INTERNATIONAL

CurrentAccount – Pakistan Records $1.07 Billion Deficit in FY26 First Half

CurrentAccount – Pakistan’s external finances have come under renewed pressure during the first seven months of the 2025-26 fiscal year, as a widening trade gap outweighed gains from remittances and services exports. Fresh figures released by the State Bank of Pakistan show the country posted a current account deficit of 1.07 billion US dollars between July and January, reversing the 564 million dollar surplus recorded during the same period last year.

Pakistan current account deficit fy2

Trade Imbalance Drives Reversal

The shift in the current account position has largely been attributed to a sharp rise in imports, which significantly exceeded export earnings. Official data indicate that the merchandise trade deficit expanded to 18.4 billion dollars during the July-January period, compared with 14.1 billion dollars a year earlier.

Goods exports slipped to 18.26 billion dollars, down from 19.33 billion dollars in the corresponding months of the previous fiscal year. At the same time, imports climbed to 36.66 billion dollars. Analysts link the surge in inbound shipments to the easing of earlier import restrictions and a gradual pickup in domestic economic activity.

Higher purchases of industrial raw materials, petroleum products, and capital machinery contributed to nearly 10 percent year-on-year growth in import spending. While exports had shown some improvement last year, that momentum appears to have slowed in the current fiscal cycle.
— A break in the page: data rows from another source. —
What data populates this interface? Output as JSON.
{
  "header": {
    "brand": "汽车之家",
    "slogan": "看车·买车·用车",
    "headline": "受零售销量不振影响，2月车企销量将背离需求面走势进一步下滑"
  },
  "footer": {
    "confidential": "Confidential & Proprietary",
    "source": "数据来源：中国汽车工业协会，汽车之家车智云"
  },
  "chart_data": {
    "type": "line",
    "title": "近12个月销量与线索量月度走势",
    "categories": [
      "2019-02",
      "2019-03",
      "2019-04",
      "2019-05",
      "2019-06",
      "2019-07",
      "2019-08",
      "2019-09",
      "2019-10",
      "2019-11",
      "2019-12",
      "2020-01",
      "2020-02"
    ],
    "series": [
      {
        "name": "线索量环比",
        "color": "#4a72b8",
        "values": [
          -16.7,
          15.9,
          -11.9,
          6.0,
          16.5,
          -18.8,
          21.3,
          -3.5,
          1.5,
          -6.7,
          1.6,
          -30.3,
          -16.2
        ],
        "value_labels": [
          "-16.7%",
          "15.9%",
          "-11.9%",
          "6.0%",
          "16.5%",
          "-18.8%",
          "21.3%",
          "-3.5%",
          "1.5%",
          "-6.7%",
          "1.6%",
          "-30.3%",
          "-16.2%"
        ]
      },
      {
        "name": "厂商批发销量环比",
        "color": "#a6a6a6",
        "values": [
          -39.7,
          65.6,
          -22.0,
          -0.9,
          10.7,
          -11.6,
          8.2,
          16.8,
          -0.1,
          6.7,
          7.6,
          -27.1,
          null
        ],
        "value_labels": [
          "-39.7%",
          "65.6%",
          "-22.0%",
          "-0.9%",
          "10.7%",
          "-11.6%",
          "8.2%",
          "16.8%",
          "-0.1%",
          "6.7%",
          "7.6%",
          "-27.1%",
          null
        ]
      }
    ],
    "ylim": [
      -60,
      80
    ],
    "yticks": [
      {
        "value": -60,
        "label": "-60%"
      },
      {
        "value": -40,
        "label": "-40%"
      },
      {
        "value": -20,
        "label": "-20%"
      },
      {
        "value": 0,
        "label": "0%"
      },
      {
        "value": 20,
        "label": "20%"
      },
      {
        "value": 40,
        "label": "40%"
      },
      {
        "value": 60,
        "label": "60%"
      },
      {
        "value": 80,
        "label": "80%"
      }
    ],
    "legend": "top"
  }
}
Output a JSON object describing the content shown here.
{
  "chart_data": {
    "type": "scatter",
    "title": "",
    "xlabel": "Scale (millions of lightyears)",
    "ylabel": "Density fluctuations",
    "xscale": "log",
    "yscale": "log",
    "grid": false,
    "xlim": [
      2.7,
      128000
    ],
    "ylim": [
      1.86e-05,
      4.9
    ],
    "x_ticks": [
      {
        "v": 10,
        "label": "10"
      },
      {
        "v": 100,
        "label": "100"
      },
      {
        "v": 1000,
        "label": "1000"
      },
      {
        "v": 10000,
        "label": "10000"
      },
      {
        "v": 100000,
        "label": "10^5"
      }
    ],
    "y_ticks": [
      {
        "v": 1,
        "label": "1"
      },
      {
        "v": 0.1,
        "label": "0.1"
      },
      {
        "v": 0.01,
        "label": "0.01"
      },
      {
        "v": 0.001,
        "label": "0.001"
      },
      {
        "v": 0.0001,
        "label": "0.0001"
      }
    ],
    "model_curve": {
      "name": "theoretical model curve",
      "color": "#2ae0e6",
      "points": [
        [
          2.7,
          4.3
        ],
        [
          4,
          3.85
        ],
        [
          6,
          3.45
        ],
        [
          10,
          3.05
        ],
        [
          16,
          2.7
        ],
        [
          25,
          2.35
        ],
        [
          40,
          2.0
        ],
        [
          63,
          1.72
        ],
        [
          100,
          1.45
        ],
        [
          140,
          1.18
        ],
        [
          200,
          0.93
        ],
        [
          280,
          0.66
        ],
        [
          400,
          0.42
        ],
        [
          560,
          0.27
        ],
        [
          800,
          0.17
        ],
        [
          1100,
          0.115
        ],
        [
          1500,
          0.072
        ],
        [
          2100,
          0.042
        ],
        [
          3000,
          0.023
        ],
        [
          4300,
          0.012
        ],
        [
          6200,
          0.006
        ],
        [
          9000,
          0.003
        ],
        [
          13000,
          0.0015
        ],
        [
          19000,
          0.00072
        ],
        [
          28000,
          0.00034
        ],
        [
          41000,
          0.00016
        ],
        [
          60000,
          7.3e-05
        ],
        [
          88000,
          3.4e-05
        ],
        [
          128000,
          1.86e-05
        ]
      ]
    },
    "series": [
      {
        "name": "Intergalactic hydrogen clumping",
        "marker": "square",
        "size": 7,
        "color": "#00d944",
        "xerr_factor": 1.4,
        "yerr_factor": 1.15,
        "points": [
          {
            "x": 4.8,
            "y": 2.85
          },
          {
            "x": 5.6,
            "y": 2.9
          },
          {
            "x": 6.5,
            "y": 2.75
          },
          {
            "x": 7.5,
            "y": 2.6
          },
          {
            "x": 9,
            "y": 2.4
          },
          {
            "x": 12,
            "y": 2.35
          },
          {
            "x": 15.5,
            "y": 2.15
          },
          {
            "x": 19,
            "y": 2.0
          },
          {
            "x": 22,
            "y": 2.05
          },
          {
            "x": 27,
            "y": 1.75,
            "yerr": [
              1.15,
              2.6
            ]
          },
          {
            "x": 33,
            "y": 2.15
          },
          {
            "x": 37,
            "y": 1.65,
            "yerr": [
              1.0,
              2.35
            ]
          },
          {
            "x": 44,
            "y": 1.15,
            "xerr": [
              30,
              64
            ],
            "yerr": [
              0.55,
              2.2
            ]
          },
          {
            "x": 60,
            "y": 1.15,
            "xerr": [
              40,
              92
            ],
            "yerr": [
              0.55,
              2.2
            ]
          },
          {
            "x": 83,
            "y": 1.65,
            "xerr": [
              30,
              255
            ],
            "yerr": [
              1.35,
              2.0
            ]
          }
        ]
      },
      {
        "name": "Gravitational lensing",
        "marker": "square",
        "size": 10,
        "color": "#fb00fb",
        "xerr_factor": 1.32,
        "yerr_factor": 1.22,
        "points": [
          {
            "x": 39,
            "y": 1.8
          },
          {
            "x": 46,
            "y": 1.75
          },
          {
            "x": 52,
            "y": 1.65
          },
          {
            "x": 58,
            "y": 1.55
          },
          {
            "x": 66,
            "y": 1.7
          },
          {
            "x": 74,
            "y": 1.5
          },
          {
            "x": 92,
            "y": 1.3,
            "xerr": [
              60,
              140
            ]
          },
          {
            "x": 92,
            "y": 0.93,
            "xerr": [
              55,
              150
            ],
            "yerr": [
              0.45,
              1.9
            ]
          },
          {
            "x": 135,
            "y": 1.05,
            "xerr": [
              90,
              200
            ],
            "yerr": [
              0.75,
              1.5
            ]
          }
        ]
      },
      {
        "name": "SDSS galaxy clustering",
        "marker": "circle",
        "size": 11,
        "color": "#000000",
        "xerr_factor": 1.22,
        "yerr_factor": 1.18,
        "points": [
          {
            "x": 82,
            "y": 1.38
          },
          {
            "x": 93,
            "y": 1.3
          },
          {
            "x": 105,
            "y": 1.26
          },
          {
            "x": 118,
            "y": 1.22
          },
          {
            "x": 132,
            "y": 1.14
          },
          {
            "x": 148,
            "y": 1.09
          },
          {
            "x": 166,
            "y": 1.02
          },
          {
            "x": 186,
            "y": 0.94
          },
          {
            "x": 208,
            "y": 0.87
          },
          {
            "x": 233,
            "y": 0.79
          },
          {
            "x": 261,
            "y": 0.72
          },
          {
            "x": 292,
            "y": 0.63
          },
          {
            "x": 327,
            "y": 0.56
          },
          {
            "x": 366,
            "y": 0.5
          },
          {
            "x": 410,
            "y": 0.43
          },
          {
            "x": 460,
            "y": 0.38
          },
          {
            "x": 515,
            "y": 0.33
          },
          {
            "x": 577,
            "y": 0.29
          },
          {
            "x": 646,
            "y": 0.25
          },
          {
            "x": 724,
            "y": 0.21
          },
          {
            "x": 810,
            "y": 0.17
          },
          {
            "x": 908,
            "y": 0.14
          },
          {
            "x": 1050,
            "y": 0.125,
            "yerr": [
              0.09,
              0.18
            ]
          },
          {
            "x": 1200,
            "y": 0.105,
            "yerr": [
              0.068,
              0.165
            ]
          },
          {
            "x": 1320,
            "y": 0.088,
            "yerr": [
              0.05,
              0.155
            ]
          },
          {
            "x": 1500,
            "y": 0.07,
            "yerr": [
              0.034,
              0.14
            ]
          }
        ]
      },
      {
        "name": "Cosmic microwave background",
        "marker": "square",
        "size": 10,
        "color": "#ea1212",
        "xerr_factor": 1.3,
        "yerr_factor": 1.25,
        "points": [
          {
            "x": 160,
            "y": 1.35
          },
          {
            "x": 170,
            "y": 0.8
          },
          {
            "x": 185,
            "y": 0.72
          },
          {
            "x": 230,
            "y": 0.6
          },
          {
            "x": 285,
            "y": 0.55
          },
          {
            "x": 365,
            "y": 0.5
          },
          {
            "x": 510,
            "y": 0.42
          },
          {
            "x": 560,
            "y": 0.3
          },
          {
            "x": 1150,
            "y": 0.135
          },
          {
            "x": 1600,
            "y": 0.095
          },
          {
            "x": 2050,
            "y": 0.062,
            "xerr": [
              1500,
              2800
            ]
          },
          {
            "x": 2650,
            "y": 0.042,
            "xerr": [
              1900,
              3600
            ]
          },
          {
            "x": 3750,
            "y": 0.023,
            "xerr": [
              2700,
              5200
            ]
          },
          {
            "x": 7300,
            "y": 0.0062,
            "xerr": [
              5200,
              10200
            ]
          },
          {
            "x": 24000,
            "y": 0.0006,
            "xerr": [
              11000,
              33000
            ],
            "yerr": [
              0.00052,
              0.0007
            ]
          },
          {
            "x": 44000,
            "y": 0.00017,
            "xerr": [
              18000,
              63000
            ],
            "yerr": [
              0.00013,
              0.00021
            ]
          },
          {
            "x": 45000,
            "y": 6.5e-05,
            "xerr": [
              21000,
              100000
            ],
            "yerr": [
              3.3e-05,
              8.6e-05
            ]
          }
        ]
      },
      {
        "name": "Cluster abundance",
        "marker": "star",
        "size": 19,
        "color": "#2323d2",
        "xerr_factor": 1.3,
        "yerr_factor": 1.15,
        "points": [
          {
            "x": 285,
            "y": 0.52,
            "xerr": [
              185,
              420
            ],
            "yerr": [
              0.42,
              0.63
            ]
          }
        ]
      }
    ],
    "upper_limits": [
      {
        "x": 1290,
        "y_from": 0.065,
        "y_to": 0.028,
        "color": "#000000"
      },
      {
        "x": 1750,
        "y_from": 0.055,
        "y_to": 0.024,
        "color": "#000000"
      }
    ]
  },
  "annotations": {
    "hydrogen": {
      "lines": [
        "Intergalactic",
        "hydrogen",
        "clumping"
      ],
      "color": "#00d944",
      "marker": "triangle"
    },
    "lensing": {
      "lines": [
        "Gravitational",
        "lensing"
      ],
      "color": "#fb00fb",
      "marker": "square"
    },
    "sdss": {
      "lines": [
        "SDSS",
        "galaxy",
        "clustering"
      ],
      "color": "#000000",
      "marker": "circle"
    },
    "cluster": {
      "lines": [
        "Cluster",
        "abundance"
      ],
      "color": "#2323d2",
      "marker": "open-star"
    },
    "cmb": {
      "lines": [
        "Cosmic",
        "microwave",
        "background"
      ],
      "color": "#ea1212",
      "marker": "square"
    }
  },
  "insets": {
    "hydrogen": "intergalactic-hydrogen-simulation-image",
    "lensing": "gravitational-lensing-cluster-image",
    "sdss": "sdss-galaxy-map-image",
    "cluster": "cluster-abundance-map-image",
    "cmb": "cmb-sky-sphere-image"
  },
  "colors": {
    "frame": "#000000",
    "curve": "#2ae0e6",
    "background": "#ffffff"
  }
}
Services and IT Exports Show Growth

The broader deficit in goods and services widened to 20.47 billion dollars, compared with 15.88 billion dollars in the same period last year. Although services exports recorded growth, the increase was not sufficient to offset the expanding goods deficit.
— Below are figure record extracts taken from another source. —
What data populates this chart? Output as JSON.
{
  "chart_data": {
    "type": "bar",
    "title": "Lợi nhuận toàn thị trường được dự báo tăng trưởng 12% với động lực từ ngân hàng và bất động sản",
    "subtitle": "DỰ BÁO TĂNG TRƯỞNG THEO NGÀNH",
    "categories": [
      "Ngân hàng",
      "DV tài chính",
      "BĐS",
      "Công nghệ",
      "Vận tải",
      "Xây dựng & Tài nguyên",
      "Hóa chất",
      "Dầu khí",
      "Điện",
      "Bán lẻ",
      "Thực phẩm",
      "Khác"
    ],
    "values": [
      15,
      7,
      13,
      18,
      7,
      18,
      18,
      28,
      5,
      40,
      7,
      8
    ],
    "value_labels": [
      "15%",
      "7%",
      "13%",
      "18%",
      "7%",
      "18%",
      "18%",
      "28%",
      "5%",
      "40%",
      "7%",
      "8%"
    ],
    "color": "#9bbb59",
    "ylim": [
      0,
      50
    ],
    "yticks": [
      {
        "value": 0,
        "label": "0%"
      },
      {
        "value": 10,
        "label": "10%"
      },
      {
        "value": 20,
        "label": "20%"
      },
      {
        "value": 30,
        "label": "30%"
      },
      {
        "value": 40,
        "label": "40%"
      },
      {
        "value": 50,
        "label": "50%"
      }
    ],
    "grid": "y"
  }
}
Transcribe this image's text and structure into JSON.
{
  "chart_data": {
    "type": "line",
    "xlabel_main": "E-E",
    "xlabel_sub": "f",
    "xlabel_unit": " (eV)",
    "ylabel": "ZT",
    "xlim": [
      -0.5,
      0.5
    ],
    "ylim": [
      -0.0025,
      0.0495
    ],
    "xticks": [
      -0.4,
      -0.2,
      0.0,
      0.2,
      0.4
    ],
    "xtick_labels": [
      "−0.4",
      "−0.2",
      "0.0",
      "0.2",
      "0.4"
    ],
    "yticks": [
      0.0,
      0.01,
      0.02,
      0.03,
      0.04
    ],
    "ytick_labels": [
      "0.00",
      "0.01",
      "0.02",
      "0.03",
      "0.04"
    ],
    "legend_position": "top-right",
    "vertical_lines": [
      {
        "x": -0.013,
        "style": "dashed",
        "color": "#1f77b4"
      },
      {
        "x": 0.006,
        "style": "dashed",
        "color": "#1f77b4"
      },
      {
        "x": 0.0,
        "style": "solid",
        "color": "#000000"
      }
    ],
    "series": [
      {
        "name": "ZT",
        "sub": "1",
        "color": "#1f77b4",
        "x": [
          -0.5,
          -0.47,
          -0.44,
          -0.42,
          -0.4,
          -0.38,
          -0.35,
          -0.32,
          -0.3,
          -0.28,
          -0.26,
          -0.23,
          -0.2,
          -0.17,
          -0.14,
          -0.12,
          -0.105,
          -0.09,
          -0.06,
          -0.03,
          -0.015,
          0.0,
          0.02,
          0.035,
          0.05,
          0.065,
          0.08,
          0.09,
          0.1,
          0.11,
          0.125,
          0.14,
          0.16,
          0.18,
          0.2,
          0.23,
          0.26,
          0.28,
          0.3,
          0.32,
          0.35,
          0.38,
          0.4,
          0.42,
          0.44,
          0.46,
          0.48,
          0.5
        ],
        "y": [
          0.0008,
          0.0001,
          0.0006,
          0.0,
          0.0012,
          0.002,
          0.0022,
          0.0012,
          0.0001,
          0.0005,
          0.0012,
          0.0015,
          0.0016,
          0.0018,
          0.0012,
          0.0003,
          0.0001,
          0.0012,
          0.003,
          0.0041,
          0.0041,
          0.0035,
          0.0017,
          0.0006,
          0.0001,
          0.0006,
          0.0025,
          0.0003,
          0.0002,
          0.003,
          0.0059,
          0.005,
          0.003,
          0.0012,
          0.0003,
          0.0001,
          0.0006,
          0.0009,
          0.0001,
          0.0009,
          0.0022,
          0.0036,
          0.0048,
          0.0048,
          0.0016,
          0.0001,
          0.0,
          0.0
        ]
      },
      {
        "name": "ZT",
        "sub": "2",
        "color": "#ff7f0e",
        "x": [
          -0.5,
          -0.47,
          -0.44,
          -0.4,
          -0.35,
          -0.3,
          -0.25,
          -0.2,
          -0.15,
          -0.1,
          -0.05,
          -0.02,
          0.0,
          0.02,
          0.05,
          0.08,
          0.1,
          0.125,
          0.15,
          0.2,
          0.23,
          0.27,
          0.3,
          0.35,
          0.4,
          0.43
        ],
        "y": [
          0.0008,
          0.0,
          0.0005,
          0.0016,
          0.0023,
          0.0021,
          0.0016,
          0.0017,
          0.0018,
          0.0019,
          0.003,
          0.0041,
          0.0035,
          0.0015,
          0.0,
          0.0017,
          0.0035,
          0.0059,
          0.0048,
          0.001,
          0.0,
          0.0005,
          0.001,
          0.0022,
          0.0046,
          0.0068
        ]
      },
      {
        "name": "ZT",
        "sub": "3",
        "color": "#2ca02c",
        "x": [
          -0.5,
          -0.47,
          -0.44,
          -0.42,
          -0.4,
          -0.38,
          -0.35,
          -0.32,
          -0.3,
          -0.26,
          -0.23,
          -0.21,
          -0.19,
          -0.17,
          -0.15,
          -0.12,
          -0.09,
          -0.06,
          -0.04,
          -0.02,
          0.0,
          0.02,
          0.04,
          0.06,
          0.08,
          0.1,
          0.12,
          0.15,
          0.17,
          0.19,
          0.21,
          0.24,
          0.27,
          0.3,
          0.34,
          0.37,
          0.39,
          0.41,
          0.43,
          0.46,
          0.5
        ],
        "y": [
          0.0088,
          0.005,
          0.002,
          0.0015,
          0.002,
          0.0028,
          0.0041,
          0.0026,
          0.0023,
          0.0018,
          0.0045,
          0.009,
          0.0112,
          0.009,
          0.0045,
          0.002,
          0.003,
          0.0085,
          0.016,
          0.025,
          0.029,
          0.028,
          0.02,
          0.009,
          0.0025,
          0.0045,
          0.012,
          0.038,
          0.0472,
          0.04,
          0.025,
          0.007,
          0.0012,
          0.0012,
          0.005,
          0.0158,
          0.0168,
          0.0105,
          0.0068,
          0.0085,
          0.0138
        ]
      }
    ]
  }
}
Services exports reached 5.66 billion dollars during the first seven months of FY26. The information technology and telecommunications sectors remained central to this performance. IT and IT-enabled services generated 2.61 billion dollars, continuing to be the largest contributor within the services category.

Industry observers note that Pakistan’s IT sector has maintained relative resilience despite global economic uncertainties, helping cushion some of the pressure created by the trade imbalance.
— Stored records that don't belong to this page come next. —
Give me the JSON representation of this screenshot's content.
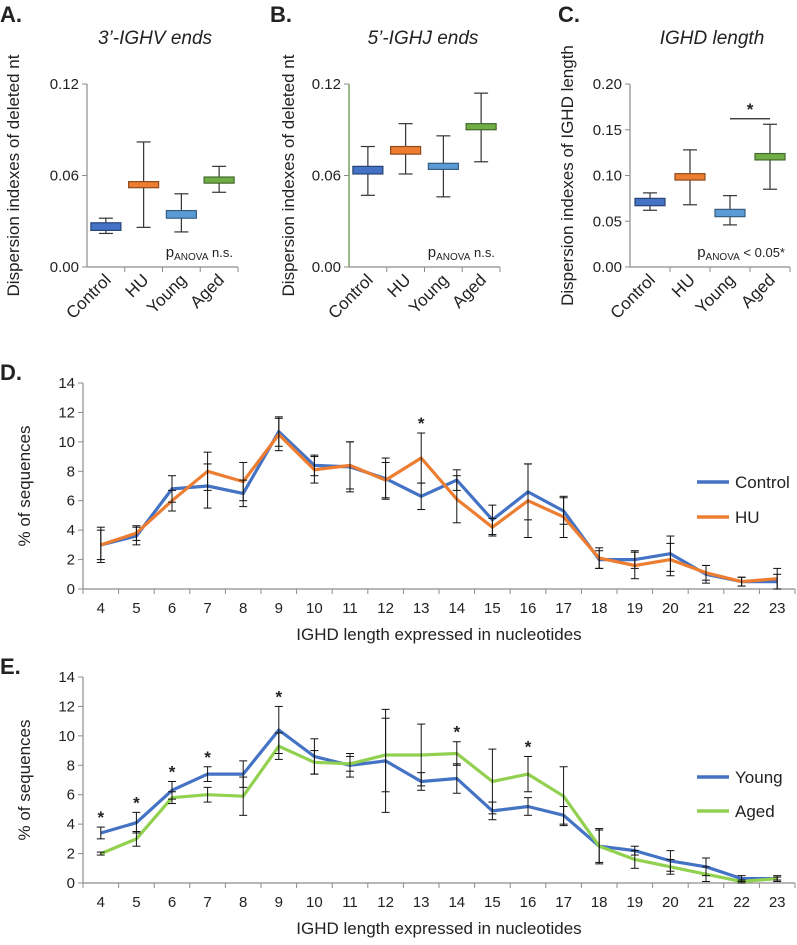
{
  "chart_data": [
    {
      "panel": "A.",
      "type": "box",
      "title": "3’-IGHV ends",
      "ylabel": "Dispersion indexes of deleted nt",
      "ylim": [
        0,
        0.12
      ],
      "yticks": [
        "0.00",
        "0.06",
        "0.12"
      ],
      "categories": [
        "Control",
        "HU",
        "Young",
        "Aged"
      ],
      "boxes": [
        {
          "name": "Control",
          "color": "#4472c4",
          "min": 0.022,
          "q1": 0.024,
          "q3": 0.029,
          "max": 0.032
        },
        {
          "name": "HU",
          "color": "#ed7d31",
          "min": 0.026,
          "q1": 0.052,
          "q3": 0.056,
          "max": 0.082
        },
        {
          "name": "Young",
          "color": "#5b9bd5",
          "min": 0.023,
          "q1": 0.032,
          "q3": 0.037,
          "max": 0.048
        },
        {
          "name": "Aged",
          "color": "#70ad47",
          "min": 0.049,
          "q1": 0.055,
          "q3": 0.059,
          "max": 0.066
        }
      ],
      "annotation": {
        "prefix": "p",
        "sub": "ANOVA",
        "suffix": " n.s."
      }
    },
    {
      "panel": "B.",
      "type": "box",
      "title": "5’-IGHJ ends",
      "ylabel": "Dispersion indexes of deleted nt",
      "ylim": [
        0,
        0.12
      ],
      "yticks": [
        "0.00",
        "0.06",
        "0.12"
      ],
      "categories": [
        "Control",
        "HU",
        "Young",
        "Aged"
      ],
      "boxes": [
        {
          "name": "Control",
          "color": "#4472c4",
          "min": 0.047,
          "q1": 0.061,
          "q3": 0.066,
          "max": 0.079
        },
        {
          "name": "HU",
          "color": "#ed7d31",
          "min": 0.061,
          "q1": 0.074,
          "q3": 0.079,
          "max": 0.094
        },
        {
          "name": "Young",
          "color": "#5b9bd5",
          "min": 0.046,
          "q1": 0.064,
          "q3": 0.068,
          "max": 0.086
        },
        {
          "name": "Aged",
          "color": "#70ad47",
          "min": 0.069,
          "q1": 0.09,
          "q3": 0.094,
          "max": 0.114
        }
      ],
      "annotation": {
        "prefix": "p",
        "sub": "ANOVA",
        "suffix": " n.s."
      }
    },
    {
      "panel": "C.",
      "type": "box",
      "title": "IGHD length",
      "ylabel": "Dispersion indexes of IGHD length",
      "ylim": [
        0,
        0.2
      ],
      "yticks": [
        "0.00",
        "0.05",
        "0.10",
        "0.15",
        "0.20"
      ],
      "categories": [
        "Control",
        "HU",
        "Young",
        "Aged"
      ],
      "boxes": [
        {
          "name": "Control",
          "color": "#4472c4",
          "min": 0.062,
          "q1": 0.067,
          "q3": 0.075,
          "max": 0.081
        },
        {
          "name": "HU",
          "color": "#ed7d31",
          "min": 0.068,
          "q1": 0.095,
          "q3": 0.102,
          "max": 0.128
        },
        {
          "name": "Young",
          "color": "#5b9bd5",
          "min": 0.046,
          "q1": 0.055,
          "q3": 0.063,
          "max": 0.078
        },
        {
          "name": "Aged",
          "color": "#70ad47",
          "min": 0.085,
          "q1": 0.117,
          "q3": 0.124,
          "max": 0.156
        }
      ],
      "significance": {
        "between": [
          "Young",
          "Aged"
        ],
        "label": "*",
        "y": 0.162
      },
      "annotation": {
        "prefix": "p",
        "sub": "ANOVA",
        "suffix": " < 0.05*"
      }
    },
    {
      "panel": "D.",
      "type": "line",
      "ylabel": "% of sequences",
      "xlabel": "IGHD length expressed in nucleotides",
      "ylim": [
        0,
        14
      ],
      "yticks": [
        0,
        2,
        4,
        6,
        8,
        10,
        12,
        14
      ],
      "x": [
        4,
        5,
        6,
        7,
        8,
        9,
        10,
        11,
        12,
        13,
        14,
        15,
        16,
        17,
        18,
        19,
        20,
        21,
        22,
        23
      ],
      "series": [
        {
          "name": "Control",
          "color": "#4472c4",
          "values": [
            3.0,
            3.6,
            6.8,
            7.0,
            6.5,
            10.7,
            8.4,
            8.3,
            7.5,
            6.3,
            7.4,
            4.7,
            6.6,
            5.3,
            2.0,
            2.0,
            2.4,
            1.0,
            0.5,
            0.5
          ],
          "err": [
            1.2,
            0.6,
            0.9,
            1.5,
            0.9,
            1.0,
            0.7,
            1.7,
            1.4,
            0.9,
            0.7,
            1.0,
            1.9,
            0.9,
            0.6,
            0.6,
            1.2,
            0.6,
            0.3,
            0.5
          ]
        },
        {
          "name": "HU",
          "color": "#ed7d31",
          "values": [
            3.0,
            3.8,
            6.0,
            8.0,
            7.3,
            10.5,
            8.1,
            8.4,
            7.4,
            8.9,
            6.1,
            4.2,
            6.0,
            4.9,
            2.1,
            1.6,
            2.0,
            1.1,
            0.5,
            0.7
          ],
          "err": [
            1.0,
            0.5,
            0.7,
            1.3,
            1.3,
            1.1,
            0.9,
            1.6,
            1.2,
            1.7,
            1.6,
            0.6,
            2.5,
            1.4,
            0.7,
            0.9,
            1.1,
            0.5,
            0.3,
            0.7
          ]
        }
      ],
      "significance": [
        {
          "x": 13,
          "label": "*"
        }
      ]
    },
    {
      "panel": "E.",
      "type": "line",
      "ylabel": "% of sequences",
      "xlabel": "IGHD length expressed in nucleotides",
      "ylim": [
        0,
        14
      ],
      "yticks": [
        0,
        2,
        4,
        6,
        8,
        10,
        12,
        14
      ],
      "x": [
        4,
        5,
        6,
        7,
        8,
        9,
        10,
        11,
        12,
        13,
        14,
        15,
        16,
        17,
        18,
        19,
        20,
        21,
        22,
        23
      ],
      "series": [
        {
          "name": "Young",
          "color": "#4472c4",
          "values": [
            3.4,
            4.1,
            6.3,
            7.4,
            7.4,
            10.4,
            8.6,
            8.0,
            8.3,
            6.9,
            7.1,
            4.9,
            5.2,
            4.6,
            2.5,
            2.2,
            1.5,
            1.1,
            0.3,
            0.3
          ],
          "err": [
            0.4,
            0.7,
            0.6,
            0.5,
            0.9,
            1.6,
            1.2,
            0.8,
            3.5,
            0.6,
            1.0,
            0.6,
            0.6,
            0.6,
            1.2,
            0.3,
            0.7,
            0.6,
            0.2,
            0.2
          ]
        },
        {
          "name": "Aged",
          "color": "#92d050",
          "values": [
            2.0,
            3.0,
            5.8,
            6.0,
            5.9,
            9.3,
            8.2,
            8.1,
            8.7,
            8.7,
            8.8,
            6.9,
            7.4,
            5.9,
            2.5,
            1.6,
            1.1,
            0.6,
            0.1,
            0.3
          ],
          "err": [
            0.1,
            0.5,
            0.4,
            0.5,
            1.3,
            0.9,
            0.8,
            0.5,
            2.5,
            2.1,
            0.8,
            2.2,
            1.2,
            2.0,
            1.1,
            0.6,
            0.5,
            0.5,
            0.1,
            0.1
          ]
        }
      ],
      "significance": [
        {
          "x": 4,
          "label": "*"
        },
        {
          "x": 5,
          "label": "*"
        },
        {
          "x": 6,
          "label": "*"
        },
        {
          "x": 7,
          "label": "*"
        },
        {
          "x": 9,
          "label": "*"
        },
        {
          "x": 14,
          "label": "*"
        },
        {
          "x": 16,
          "label": "*"
        }
      ]
    }
  ]
}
Remittances Provide Crucial Support

Worker remittances once again played a stabilising role in the country’s external accounts. Inflows from overseas Pakistanis rose to 23.20 billion dollars during July-January, pushing the secondary income surplus to 24.73 billion dollars.

These transfers have remained a vital source of foreign exchange for Pakistan, supporting household consumption and easing pressure on the balance of payments. However, experts caution that remittances alone cannot fully counterbalance structural weaknesses in trade performance.

Meanwhile, the primary income deficit, which includes external debt servicing and profit repatriation by foreign investors, stood at 5.33 billion dollars during the period. Debt repayments continue to weigh on the overall external position.

Financial Account and Investment Trends

On the financing side, the financial account recorded a net outflow of 1.35 billion dollars. Foreign direct investment declined to 982 million dollars compared to higher levels in the previous year. Portfolio investment flows also remained negative, as repayments and capital outflows exceeded fresh inflows.

The decline in foreign investment reflects cautious investor sentiment amid economic adjustments and external financing requirements.

Despite these challenges, Pakistan’s foreign exchange reserves rose to 17.44 billion dollars by the end of January FY26. The increase was largely supported by disbursements from multilateral and bilateral lenders. Analysts say this underscores the country’s continued reliance on external financial assistance to maintain stability and meet its external obligations.

Overall, the latest balance of payments data highlight the delicate balance facing policymakers as they seek to sustain economic recovery while managing trade pressures and external debt commitments.